Me gusta, como gato, perderme por los tejados, incluso ahora, cubiertos de una pátina húmeda de frío mientras camino envuelta en mi propio aliento. Y recuerdo a la madre de mi amigo, que temía el momento en el que el vecino hacía la tarea anual de recorrer el tejado. Había que cuidarse de goteras, de ahí el rito como el de varear los colchones o encalar la pared. Claro que el encargado de registrar que la teja no se hubiera movido le daba a la pinta y ponía el corazón en un puño a las dueñas de las casas que, aun así, le confiaban tan delicada tarea. Hay cosas que solo las puede hacer uno. Y ese uno, aunque algo achispado, era capaz de subirse al tejado y sin más protección que una mirada preocupada, comprobar que todo estaba en orden o recolocar un poco la teja sublevada. Esa hecha de barro que, como buena tierra, florece y se cubre de piel aterciopelada y verdosa.

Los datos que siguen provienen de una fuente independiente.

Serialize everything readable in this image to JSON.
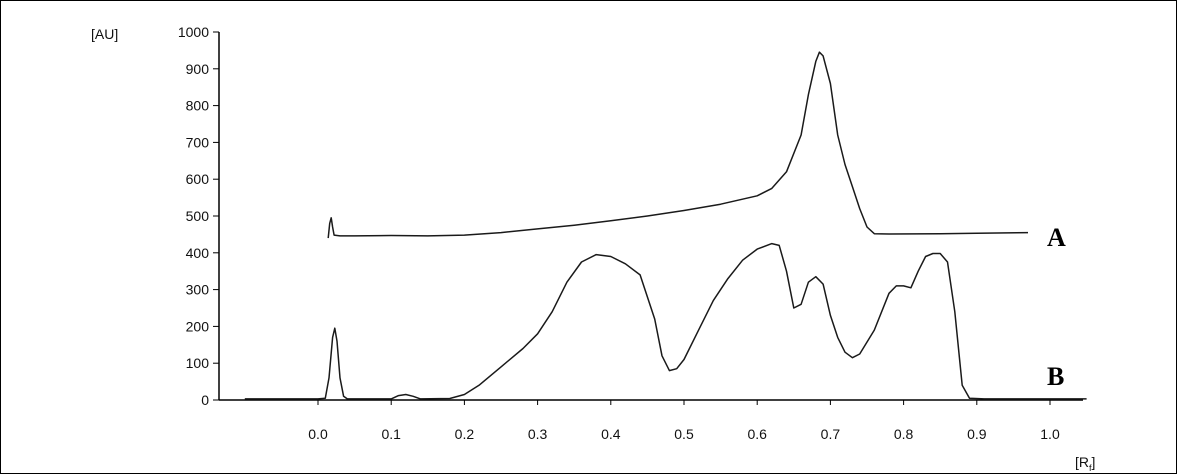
{
  "chart_data": {
    "type": "line",
    "y_unit_label": "[AU]",
    "x_unit_label": "[R",
    "x_unit_sub": "f",
    "x_unit_close": "]",
    "ylim": [
      0,
      1000
    ],
    "xlim": [
      -0.1,
      1.05
    ],
    "y_ticks": [
      0,
      100,
      200,
      300,
      400,
      500,
      600,
      700,
      800,
      900,
      1000
    ],
    "x_ticks": [
      "0.0",
      "0.1",
      "0.2",
      "0.3",
      "0.4",
      "0.5",
      "0.6",
      "0.7",
      "0.8",
      "0.9",
      "1.0"
    ],
    "grid": false,
    "series": [
      {
        "name": "A",
        "points": [
          [
            0.014,
            440
          ],
          [
            0.016,
            480
          ],
          [
            0.018,
            495
          ],
          [
            0.02,
            470
          ],
          [
            0.022,
            448
          ],
          [
            0.03,
            446
          ],
          [
            0.05,
            446
          ],
          [
            0.1,
            447
          ],
          [
            0.15,
            446
          ],
          [
            0.2,
            448
          ],
          [
            0.25,
            455
          ],
          [
            0.3,
            465
          ],
          [
            0.35,
            475
          ],
          [
            0.4,
            487
          ],
          [
            0.45,
            500
          ],
          [
            0.5,
            515
          ],
          [
            0.55,
            532
          ],
          [
            0.6,
            555
          ],
          [
            0.62,
            575
          ],
          [
            0.64,
            620
          ],
          [
            0.66,
            720
          ],
          [
            0.67,
            830
          ],
          [
            0.68,
            920
          ],
          [
            0.685,
            945
          ],
          [
            0.69,
            935
          ],
          [
            0.7,
            860
          ],
          [
            0.71,
            720
          ],
          [
            0.72,
            640
          ],
          [
            0.73,
            580
          ],
          [
            0.74,
            520
          ],
          [
            0.75,
            470
          ],
          [
            0.76,
            452
          ],
          [
            0.78,
            451
          ],
          [
            0.85,
            452
          ],
          [
            0.9,
            453
          ],
          [
            0.97,
            455
          ]
        ]
      },
      {
        "name": "B",
        "points": [
          [
            -0.1,
            3
          ],
          [
            0.0,
            3
          ],
          [
            0.01,
            5
          ],
          [
            0.015,
            60
          ],
          [
            0.02,
            170
          ],
          [
            0.023,
            195
          ],
          [
            0.026,
            160
          ],
          [
            0.03,
            60
          ],
          [
            0.035,
            10
          ],
          [
            0.04,
            3
          ],
          [
            0.06,
            3
          ],
          [
            0.1,
            3
          ],
          [
            0.11,
            12
          ],
          [
            0.12,
            15
          ],
          [
            0.13,
            10
          ],
          [
            0.14,
            3
          ],
          [
            0.18,
            4
          ],
          [
            0.2,
            15
          ],
          [
            0.22,
            40
          ],
          [
            0.25,
            90
          ],
          [
            0.28,
            140
          ],
          [
            0.3,
            180
          ],
          [
            0.32,
            240
          ],
          [
            0.34,
            320
          ],
          [
            0.36,
            375
          ],
          [
            0.38,
            395
          ],
          [
            0.4,
            390
          ],
          [
            0.42,
            370
          ],
          [
            0.44,
            340
          ],
          [
            0.46,
            220
          ],
          [
            0.47,
            120
          ],
          [
            0.48,
            80
          ],
          [
            0.49,
            85
          ],
          [
            0.5,
            110
          ],
          [
            0.52,
            190
          ],
          [
            0.54,
            270
          ],
          [
            0.56,
            330
          ],
          [
            0.58,
            380
          ],
          [
            0.6,
            410
          ],
          [
            0.62,
            425
          ],
          [
            0.63,
            420
          ],
          [
            0.64,
            350
          ],
          [
            0.65,
            250
          ],
          [
            0.66,
            260
          ],
          [
            0.67,
            320
          ],
          [
            0.68,
            335
          ],
          [
            0.69,
            315
          ],
          [
            0.7,
            230
          ],
          [
            0.71,
            170
          ],
          [
            0.72,
            130
          ],
          [
            0.73,
            115
          ],
          [
            0.74,
            125
          ],
          [
            0.76,
            190
          ],
          [
            0.78,
            290
          ],
          [
            0.79,
            310
          ],
          [
            0.8,
            310
          ],
          [
            0.81,
            305
          ],
          [
            0.82,
            350
          ],
          [
            0.83,
            390
          ],
          [
            0.84,
            398
          ],
          [
            0.85,
            398
          ],
          [
            0.86,
            375
          ],
          [
            0.87,
            240
          ],
          [
            0.88,
            40
          ],
          [
            0.89,
            5
          ],
          [
            0.91,
            3
          ],
          [
            1.05,
            3
          ]
        ]
      }
    ],
    "series_labels": [
      "A",
      "B"
    ]
  }
}
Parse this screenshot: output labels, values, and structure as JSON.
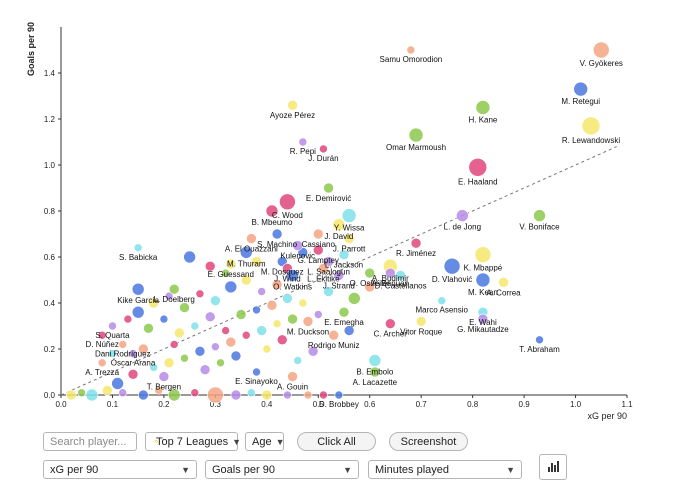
{
  "chart_data": {
    "type": "scatter",
    "xlabel": "xG per 90",
    "ylabel": "Goals per 90",
    "xlim": [
      0,
      1.1
    ],
    "ylim": [
      0,
      1.6
    ],
    "xticks": [
      "0.0",
      "0.1",
      "0.2",
      "0.3",
      "0.4",
      "0.5",
      "0.6",
      "0.7",
      "0.8",
      "0.9",
      "1.0",
      "1.1"
    ],
    "yticks": [
      "0.0",
      "0.2",
      "0.4",
      "0.6",
      "0.8",
      "1.0",
      "1.2",
      "1.4"
    ],
    "trendline": {
      "style": "dashed",
      "from": [
        0.0,
        0.0
      ],
      "to": [
        1.08,
        1.08
      ]
    },
    "labeled_points": [
      {
        "name": "V. Gyökeres",
        "x": 1.05,
        "y": 1.5,
        "color": "#f4a582",
        "size": 8
      },
      {
        "name": "Samu Omorodion",
        "x": 0.68,
        "y": 1.5,
        "color": "#f4a582",
        "size": 4
      },
      {
        "name": "M. Retegui",
        "x": 1.01,
        "y": 1.33,
        "color": "#4a77e0",
        "size": 7
      },
      {
        "name": "Ayoze Pérez",
        "x": 0.45,
        "y": 1.26,
        "color": "#f5e66b",
        "size": 5
      },
      {
        "name": "H. Kane",
        "x": 0.82,
        "y": 1.25,
        "color": "#8cc84b",
        "size": 7
      },
      {
        "name": "R. Lewandowski",
        "x": 1.03,
        "y": 1.17,
        "color": "#f5e66b",
        "size": 9
      },
      {
        "name": "Omar Marmoush",
        "x": 0.69,
        "y": 1.13,
        "color": "#8cc84b",
        "size": 7
      },
      {
        "name": "R. Pepi",
        "x": 0.47,
        "y": 1.1,
        "color": "#b58be8",
        "size": 4
      },
      {
        "name": "J. Durán",
        "x": 0.51,
        "y": 1.07,
        "color": "#e0457b",
        "size": 4
      },
      {
        "name": "E. Haaland",
        "x": 0.81,
        "y": 0.99,
        "color": "#e0457b",
        "size": 9
      },
      {
        "name": "E. Demirović",
        "x": 0.52,
        "y": 0.9,
        "color": "#8cc84b",
        "size": 5
      },
      {
        "name": "C. Wood",
        "x": 0.44,
        "y": 0.84,
        "color": "#e0457b",
        "size": 8
      },
      {
        "name": "B. Mbeumo",
        "x": 0.41,
        "y": 0.8,
        "color": "#e0457b",
        "size": 6
      },
      {
        "name": "Y. Wissa",
        "x": 0.56,
        "y": 0.78,
        "color": "#7fe0ea",
        "size": 7
      },
      {
        "name": "L. de Jong",
        "x": 0.78,
        "y": 0.78,
        "color": "#b58be8",
        "size": 6
      },
      {
        "name": "V. Boniface",
        "x": 0.93,
        "y": 0.78,
        "color": "#8cc84b",
        "size": 6
      },
      {
        "name": "J. David",
        "x": 0.54,
        "y": 0.74,
        "color": "#f5e66b",
        "size": 6
      },
      {
        "name": "S. Machino",
        "x": 0.42,
        "y": 0.7,
        "color": "#4a77e0",
        "size": 5
      },
      {
        "name": "A. El Ouazzani",
        "x": 0.37,
        "y": 0.68,
        "color": "#f4a582",
        "size": 5
      },
      {
        "name": "Cassiano",
        "x": 0.5,
        "y": 0.7,
        "color": "#f4a582",
        "size": 5
      },
      {
        "name": "Kulenovic",
        "x": 0.46,
        "y": 0.65,
        "color": "#b58be8",
        "size": 5
      },
      {
        "name": "J. Parrott",
        "x": 0.56,
        "y": 0.68,
        "color": "#f5e66b",
        "size": 5
      },
      {
        "name": "R. Jiménez",
        "x": 0.69,
        "y": 0.66,
        "color": "#e0457b",
        "size": 5
      },
      {
        "name": "S. Babicka",
        "x": 0.15,
        "y": 0.64,
        "color": "#7fe0ea",
        "size": 4
      },
      {
        "name": "M. Thuram",
        "x": 0.36,
        "y": 0.62,
        "color": "#4a77e0",
        "size": 6
      },
      {
        "name": "G. Lamptey",
        "x": 0.5,
        "y": 0.63,
        "color": "#e0457b",
        "size": 5
      },
      {
        "name": "L. Jackson",
        "x": 0.55,
        "y": 0.61,
        "color": "#7fe0ea",
        "size": 5
      },
      {
        "name": "M. Dosquez",
        "x": 0.43,
        "y": 0.58,
        "color": "#4a77e0",
        "size": 5
      },
      {
        "name": "K. Mbappé",
        "x": 0.82,
        "y": 0.61,
        "color": "#f5e66b",
        "size": 8
      },
      {
        "name": "L. Saalogun",
        "x": 0.52,
        "y": 0.58,
        "color": "#b58be8",
        "size": 5
      },
      {
        "name": "A. Budimir",
        "x": 0.64,
        "y": 0.56,
        "color": "#f5e66b",
        "size": 7
      },
      {
        "name": "D. Vlahović",
        "x": 0.76,
        "y": 0.56,
        "color": "#4a77e0",
        "size": 8
      },
      {
        "name": "E. Guessand",
        "x": 0.33,
        "y": 0.57,
        "color": "#f5e66b",
        "size": 5
      },
      {
        "name": "L. Ekitike",
        "x": 0.51,
        "y": 0.55,
        "color": "#f4a582",
        "size": 5
      },
      {
        "name": "O. Osheiler",
        "x": 0.6,
        "y": 0.53,
        "color": "#8cc84b",
        "size": 5
      },
      {
        "name": "A. Barjuan",
        "x": 0.64,
        "y": 0.53,
        "color": "#b58be8",
        "size": 5
      },
      {
        "name": "J. Wind",
        "x": 0.44,
        "y": 0.55,
        "color": "#e0457b",
        "size": 5
      },
      {
        "name": "O. Watkins",
        "x": 0.45,
        "y": 0.52,
        "color": "#4a77e0",
        "size": 6
      },
      {
        "name": "J. Strand",
        "x": 0.54,
        "y": 0.52,
        "color": "#b58be8",
        "size": 5
      },
      {
        "name": "D. Castellanos",
        "x": 0.66,
        "y": 0.52,
        "color": "#7fe0ea",
        "size": 5
      },
      {
        "name": "M. Kean",
        "x": 0.82,
        "y": 0.5,
        "color": "#4a77e0",
        "size": 7
      },
      {
        "name": "A. Correa",
        "x": 0.86,
        "y": 0.49,
        "color": "#f5e66b",
        "size": 5
      },
      {
        "name": "Kike García",
        "x": 0.15,
        "y": 0.46,
        "color": "#4a77e0",
        "size": 6
      },
      {
        "name": "L. Doelberg",
        "x": 0.22,
        "y": 0.46,
        "color": "#8cc84b",
        "size": 5
      },
      {
        "name": "Marco Asensio",
        "x": 0.74,
        "y": 0.41,
        "color": "#7fe0ea",
        "size": 4
      },
      {
        "name": "E. Wahi",
        "x": 0.82,
        "y": 0.36,
        "color": "#7fe0ea",
        "size": 5
      },
      {
        "name": "G. Mikautadze",
        "x": 0.82,
        "y": 0.33,
        "color": "#b58be8",
        "size": 5
      },
      {
        "name": "E. Emegha",
        "x": 0.55,
        "y": 0.36,
        "color": "#8cc84b",
        "size": 5
      },
      {
        "name": "M. Duckson",
        "x": 0.48,
        "y": 0.32,
        "color": "#f4a582",
        "size": 5
      },
      {
        "name": "C. Archer",
        "x": 0.64,
        "y": 0.31,
        "color": "#e0457b",
        "size": 5
      },
      {
        "name": "Vitor Roque",
        "x": 0.7,
        "y": 0.32,
        "color": "#f5e66b",
        "size": 5
      },
      {
        "name": "S. Quarta",
        "x": 0.1,
        "y": 0.3,
        "color": "#b58be8",
        "size": 4
      },
      {
        "name": "Rodrigo Muniz",
        "x": 0.53,
        "y": 0.26,
        "color": "#f4a582",
        "size": 5
      },
      {
        "name": "T. Abraham",
        "x": 0.93,
        "y": 0.24,
        "color": "#4a77e0",
        "size": 4
      },
      {
        "name": "D. Núñez",
        "x": 0.08,
        "y": 0.26,
        "color": "#e0457b",
        "size": 4
      },
      {
        "name": "Dani Rodríguez",
        "x": 0.12,
        "y": 0.22,
        "color": "#f4a582",
        "size": 4
      },
      {
        "name": "Óscar Arana",
        "x": 0.14,
        "y": 0.18,
        "color": "#b58be8",
        "size": 4
      },
      {
        "name": "B. Embolo",
        "x": 0.61,
        "y": 0.15,
        "color": "#7fe0ea",
        "size": 6
      },
      {
        "name": "A. Lacazette",
        "x": 0.61,
        "y": 0.1,
        "color": "#8cc84b",
        "size": 5
      },
      {
        "name": "A. Trezza",
        "x": 0.08,
        "y": 0.14,
        "color": "#f4a582",
        "size": 4
      },
      {
        "name": "A. Gouin",
        "x": 0.45,
        "y": 0.08,
        "color": "#f4a582",
        "size": 5
      },
      {
        "name": "E. Sinayoko",
        "x": 0.38,
        "y": 0.1,
        "color": "#4a77e0",
        "size": 4
      },
      {
        "name": "T. Bergen",
        "x": 0.2,
        "y": 0.08,
        "color": "#b58be8",
        "size": 5
      },
      {
        "name": "D. Brobbey",
        "x": 0.54,
        "y": 0.0,
        "color": "#4a77e0",
        "size": 4
      }
    ],
    "unlabeled_points": [
      {
        "x": 0.02,
        "y": 0.0,
        "color": "#f5e66b",
        "size": 5
      },
      {
        "x": 0.04,
        "y": 0.01,
        "color": "#8cc84b",
        "size": 4
      },
      {
        "x": 0.06,
        "y": 0.0,
        "color": "#7fe0ea",
        "size": 6
      },
      {
        "x": 0.09,
        "y": 0.02,
        "color": "#f5e66b",
        "size": 5
      },
      {
        "x": 0.12,
        "y": 0.01,
        "color": "#b58be8",
        "size": 4
      },
      {
        "x": 0.16,
        "y": 0.0,
        "color": "#4a77e0",
        "size": 5
      },
      {
        "x": 0.19,
        "y": 0.02,
        "color": "#f4a582",
        "size": 4
      },
      {
        "x": 0.22,
        "y": 0.0,
        "color": "#8cc84b",
        "size": 6
      },
      {
        "x": 0.26,
        "y": 0.01,
        "color": "#e0457b",
        "size": 4
      },
      {
        "x": 0.3,
        "y": 0.0,
        "color": "#f4a582",
        "size": 8
      },
      {
        "x": 0.34,
        "y": 0.0,
        "color": "#b58be8",
        "size": 5
      },
      {
        "x": 0.37,
        "y": 0.01,
        "color": "#7fe0ea",
        "size": 4
      },
      {
        "x": 0.4,
        "y": 0.0,
        "color": "#f5e66b",
        "size": 5
      },
      {
        "x": 0.44,
        "y": 0.0,
        "color": "#b58be8",
        "size": 4
      },
      {
        "x": 0.48,
        "y": 0.0,
        "color": "#f4a582",
        "size": 4
      },
      {
        "x": 0.51,
        "y": 0.0,
        "color": "#e0457b",
        "size": 4
      },
      {
        "x": 0.11,
        "y": 0.05,
        "color": "#4a77e0",
        "size": 6
      },
      {
        "x": 0.14,
        "y": 0.09,
        "color": "#e0457b",
        "size": 5
      },
      {
        "x": 0.18,
        "y": 0.12,
        "color": "#7fe0ea",
        "size": 4
      },
      {
        "x": 0.21,
        "y": 0.14,
        "color": "#f5e66b",
        "size": 5
      },
      {
        "x": 0.24,
        "y": 0.16,
        "color": "#8cc84b",
        "size": 4
      },
      {
        "x": 0.27,
        "y": 0.19,
        "color": "#4a77e0",
        "size": 5
      },
      {
        "x": 0.3,
        "y": 0.21,
        "color": "#b58be8",
        "size": 4
      },
      {
        "x": 0.33,
        "y": 0.23,
        "color": "#f4a582",
        "size": 5
      },
      {
        "x": 0.36,
        "y": 0.26,
        "color": "#e0457b",
        "size": 4
      },
      {
        "x": 0.39,
        "y": 0.28,
        "color": "#7fe0ea",
        "size": 5
      },
      {
        "x": 0.42,
        "y": 0.31,
        "color": "#f5e66b",
        "size": 4
      },
      {
        "x": 0.45,
        "y": 0.33,
        "color": "#8cc84b",
        "size": 5
      },
      {
        "x": 0.15,
        "y": 0.36,
        "color": "#4a77e0",
        "size": 6
      },
      {
        "x": 0.18,
        "y": 0.4,
        "color": "#f5e66b",
        "size": 5
      },
      {
        "x": 0.21,
        "y": 0.43,
        "color": "#b58be8",
        "size": 4
      },
      {
        "x": 0.24,
        "y": 0.38,
        "color": "#8cc84b",
        "size": 5
      },
      {
        "x": 0.27,
        "y": 0.44,
        "color": "#e0457b",
        "size": 4
      },
      {
        "x": 0.3,
        "y": 0.41,
        "color": "#7fe0ea",
        "size": 5
      },
      {
        "x": 0.33,
        "y": 0.47,
        "color": "#4a77e0",
        "size": 6
      },
      {
        "x": 0.36,
        "y": 0.5,
        "color": "#f5e66b",
        "size": 5
      },
      {
        "x": 0.39,
        "y": 0.45,
        "color": "#b58be8",
        "size": 4
      },
      {
        "x": 0.42,
        "y": 0.48,
        "color": "#f4a582",
        "size": 5
      },
      {
        "x": 0.13,
        "y": 0.33,
        "color": "#e0457b",
        "size": 4
      },
      {
        "x": 0.17,
        "y": 0.29,
        "color": "#8cc84b",
        "size": 5
      },
      {
        "x": 0.2,
        "y": 0.33,
        "color": "#4a77e0",
        "size": 4
      },
      {
        "x": 0.23,
        "y": 0.27,
        "color": "#f5e66b",
        "size": 5
      },
      {
        "x": 0.26,
        "y": 0.3,
        "color": "#7fe0ea",
        "size": 4
      },
      {
        "x": 0.29,
        "y": 0.34,
        "color": "#b58be8",
        "size": 5
      },
      {
        "x": 0.32,
        "y": 0.28,
        "color": "#e0457b",
        "size": 4
      },
      {
        "x": 0.35,
        "y": 0.35,
        "color": "#8cc84b",
        "size": 5
      },
      {
        "x": 0.38,
        "y": 0.37,
        "color": "#4a77e0",
        "size": 4
      },
      {
        "x": 0.41,
        "y": 0.39,
        "color": "#f4a582",
        "size": 5
      },
      {
        "x": 0.44,
        "y": 0.42,
        "color": "#7fe0ea",
        "size": 5
      },
      {
        "x": 0.47,
        "y": 0.4,
        "color": "#f5e66b",
        "size": 4
      },
      {
        "x": 0.1,
        "y": 0.18,
        "color": "#7fe0ea",
        "size": 4
      },
      {
        "x": 0.16,
        "y": 0.2,
        "color": "#f4a582",
        "size": 5
      },
      {
        "x": 0.22,
        "y": 0.22,
        "color": "#e0457b",
        "size": 4
      },
      {
        "x": 0.28,
        "y": 0.11,
        "color": "#b58be8",
        "size": 5
      },
      {
        "x": 0.31,
        "y": 0.14,
        "color": "#8cc84b",
        "size": 4
      },
      {
        "x": 0.34,
        "y": 0.17,
        "color": "#4a77e0",
        "size": 5
      },
      {
        "x": 0.4,
        "y": 0.2,
        "color": "#f5e66b",
        "size": 4
      },
      {
        "x": 0.43,
        "y": 0.24,
        "color": "#e0457b",
        "size": 5
      },
      {
        "x": 0.46,
        "y": 0.15,
        "color": "#7fe0ea",
        "size": 4
      },
      {
        "x": 0.49,
        "y": 0.19,
        "color": "#b58be8",
        "size": 5
      },
      {
        "x": 0.25,
        "y": 0.6,
        "color": "#4a77e0",
        "size": 6
      },
      {
        "x": 0.29,
        "y": 0.56,
        "color": "#e0457b",
        "size": 5
      },
      {
        "x": 0.32,
        "y": 0.53,
        "color": "#8cc84b",
        "size": 4
      },
      {
        "x": 0.38,
        "y": 0.58,
        "color": "#f5e66b",
        "size": 5
      },
      {
        "x": 0.47,
        "y": 0.62,
        "color": "#4a77e0",
        "size": 5
      },
      {
        "x": 0.52,
        "y": 0.45,
        "color": "#7fe0ea",
        "size": 5
      },
      {
        "x": 0.57,
        "y": 0.42,
        "color": "#8cc84b",
        "size": 6
      },
      {
        "x": 0.6,
        "y": 0.47,
        "color": "#f4a582",
        "size": 5
      },
      {
        "x": 0.5,
        "y": 0.35,
        "color": "#b58be8",
        "size": 4
      },
      {
        "x": 0.56,
        "y": 0.28,
        "color": "#4a77e0",
        "size": 5
      }
    ]
  },
  "controls": {
    "search_placeholder": "Search player...",
    "league_label": "Top 7 Leagues",
    "age_label": "Age",
    "click_all_label": "Click All",
    "screenshot_label": "Screenshot",
    "x_axis_select": "xG per 90",
    "y_axis_select": "Goals per 90",
    "size_select": "Minutes played",
    "chart_icon": "bar-chart-icon"
  }
}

Tienen nuestros pueblos esa mezcla fea pero inevitable de lo viejo y lo nuevo, el recuerdo de la construcción de piedra, adobe y teja árabe con el muro moderno y práctico donde no hay nada de bello y sí mucho de empeño por la comodidad. De los corrales de pozo y tenada queda poco, y lo poco que queda se derrama en una ruina de puntales y paredes que se desarman, piedra y barro. La mano que recoloca la teja, que encala la pared o zurce un muro duerme bajo la tierra, la niebla, la lluvia, la memoria que sabía del oficio y de la vida. Y la calle, quieta, vacía, solitaria, se llena de ese fantasma que reclama, su casa, su labor, su bienaventuranza.

Charo Alonso. Fotografía: Fernando Sánchez.